De la démocratie en Libye

La fabrique de l’Histoire « radieuse » et le sens des affaires
jeudi 3 novembre 2011 à 20:48, par Darek Dysiast

Depuis que notre Président fatigué a décidé de jouer les super machos en Libye et de virer là-bas celui qui plantait sa tente sous ses fenêtres sans même recourir à une circulaire sur les gens du voyages, on a entendu beaucoup de commentaires.

Soupçonner une affaire de pétrole était immanquable : cette marotte rendue célèbre par les oppositions à la guerre en Irak trouvait ici un boulevard ouvert par le 4ème rang des exportateurs africains qu’occupe la Libye et par l’enjeu (moins souvent rappelé) que représente ce territoire dans la liberté de transport (et donc de commerce) des précieuses, précieuses, hydrocarbures.

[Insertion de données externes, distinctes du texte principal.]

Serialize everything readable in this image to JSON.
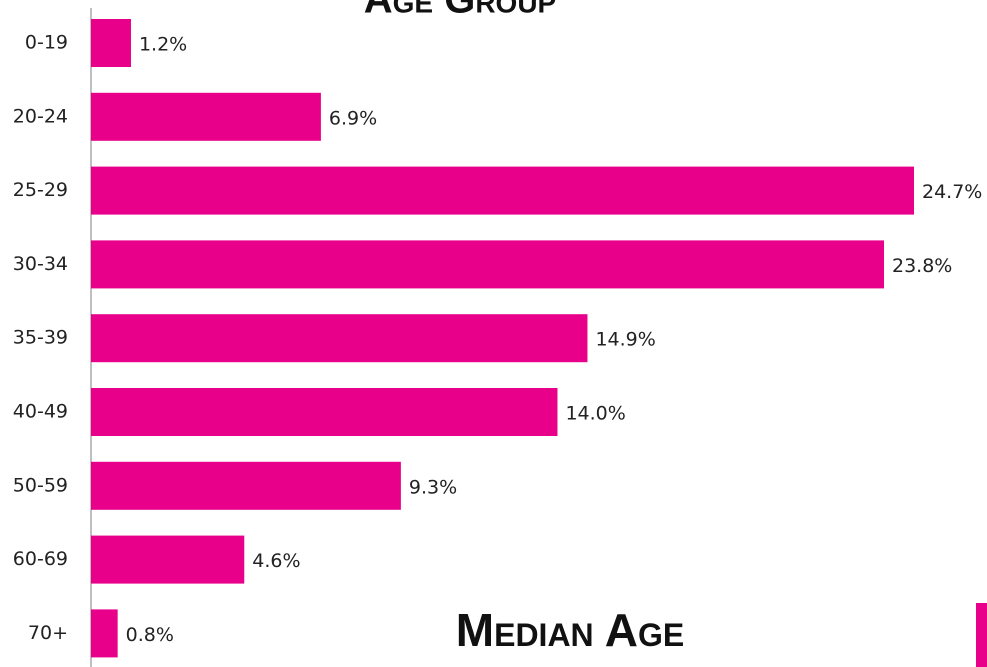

Il n’y a pas, là, matière à discuter, surtout si l’on y ajoute les innombrables contrats d’importation auxquels est condamné ce pays qui n’est auto-suffisant en rien.

Mais on a aussi applaudi le sauvetage du peuple opprimé et c’est là qu’il pourrait y avoir matière à se fâcher.
Car Kadhafi était un meurtrier, c’est un fait. La liberté d’expression ne faisait pas partie de ses priorités, c’est le moins qu’on puisse dire. Quant à sa santé mentale il y a belle lurette que personne ne se pose plus la question. Mais il y a une différence entre être un fou sanguinaire et être un tyran : un tyran est quelqu’un qui se maintient au pouvoir par la force sans autre source de légitimité. En clair : un chef d’Etat peut bien se comporter en boucher si c’est ce pourquoi il a été élu, ça ne fait pas de lui un tyran en droit il est légitime.

Savoir si un boucher est un tyran ou boucher légitime n’est pas qu’un pinaillage d’experts en droit tatillons ou de politiciens auto-satisfaits. Au contraire, c’est le genre de « détail » qui détermine par avance l’opportunité réelle et de la réussite des guerres qu’on dit portées par le respect des droits de l’Homme. Car tant que la demande de violence est maintenue par ceux qui portent la cible au pouvoir, vous pouvez bien la chasser, son successeur ne pourra faire autrement que de l’imiter.

Or, si on se fie aux informations délivrées par des journalistes qui se gardent bien d’en tirer toutes les conséquences, l’histoire du Guide de la révolution est bien plus complexe que celle des tyrans du Salvador ou du Chili autrefois soutenus par les Etats-Unis (par exemple).
Une documentation rapide suffit à mesurer l’importance des tribus dans le système politique libyen. La tribu est en Libye le premier niveau de médiation politique, comme le Député l’est en France. La comparaison a ses limites car le Député procède d’une citoyenneté (faite de droits et de devoirs) qui ne connaît pas vraiment d’équivalent en Libye. Il serait donc plus juste de dire que la tribu est le premier niveau de pouvoir politique.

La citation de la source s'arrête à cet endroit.